One work in particular, “Defacement (The Death of Michael Stewart),” memorialized the death of a black graffiti artist who was beaten to death by New York City police. “It could have been me,” Basquiat said, in a phrase that reverberates now. “It could have been me.”
Before he died of a heroin overdose, Basquiat maintained complicated relationships with the segregated art world illuminated in his obituaries. “Ultimately, Basquiat would be the only black artist to survive the graffiti label, and find a permanent place as a black painter in a white art world,” one reads. Today, his place in that world is often used as a prism through which we can view the contemporary art establishment ― how it’s changed and how it hasn’t.
“There was no not seeing Basquiat. He was everywhere and made sure everyone saw him,” Jordan Casteel told The Guardian. “Today it is going to be the same, there is no not seeing. You will see us. We as black artists will continue to fight for that visibility, and we can do that, but, it is also going to mean that the ‘mainstream’ art world has to accept that there are more than a few and there is some true talent out there.”

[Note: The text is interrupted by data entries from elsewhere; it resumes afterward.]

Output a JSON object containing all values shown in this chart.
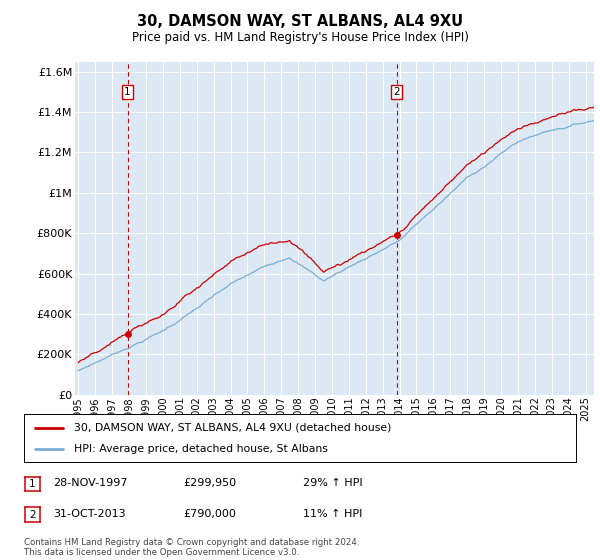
{
  "title": "30, DAMSON WAY, ST ALBANS, AL4 9XU",
  "subtitle": "Price paid vs. HM Land Registry's House Price Index (HPI)",
  "legend_line1": "30, DAMSON WAY, ST ALBANS, AL4 9XU (detached house)",
  "legend_line2": "HPI: Average price, detached house, St Albans",
  "sale1_date_label": "28-NOV-1997",
  "sale1_price_label": "£299,950",
  "sale1_pct_label": "29% ↑ HPI",
  "sale2_date_label": "31-OCT-2013",
  "sale2_price_label": "£790,000",
  "sale2_pct_label": "11% ↑ HPI",
  "sale1_year": 1997.91,
  "sale1_price": 299950,
  "sale2_year": 2013.83,
  "sale2_price": 790000,
  "ylim": [
    0,
    1650000
  ],
  "xlim": [
    1994.8,
    2025.5
  ],
  "bg_color": "#dce9f5",
  "line_red": "#cc0000",
  "line_blue": "#7aadd4",
  "vline_color": "#cc0000",
  "footer": "Contains HM Land Registry data © Crown copyright and database right 2024.\nThis data is licensed under the Open Government Licence v3.0.",
  "yticks": [
    0,
    200000,
    400000,
    600000,
    800000,
    1000000,
    1200000,
    1400000,
    1600000
  ],
  "ytick_labels": [
    "£0",
    "£200K",
    "£400K",
    "£600K",
    "£800K",
    "£1M",
    "£1.2M",
    "£1.4M",
    "£1.6M"
  ]
}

Nearly 30 years after his death, Basquiat’s work, and his work ethic, are far from being forgotten. He’s bested Warhol, posthumously exceeding the prices of other “quintessentially American” (read: white and male) artists like Jackson Pollock, Mark Rothko and Robert Rauschenberg. While Warhol’s pop art embraced the sheen of consumerism, allowing wealthy buyers to feel like they were in on his jokes, Basquiat’s violent canvases critiqued power, colonialism and class conflict, rarely letting viewers who really looked off the hook.
The art market and the institutions that support it have a long way to go in terms of inclusion ― and, in many ways, they provide a fun-house reflection of the U.S. and its slow work toward the same thing. But it the meantime, the market has crowned Basquiat as the ultimate American artist, and for that, we’re thankful.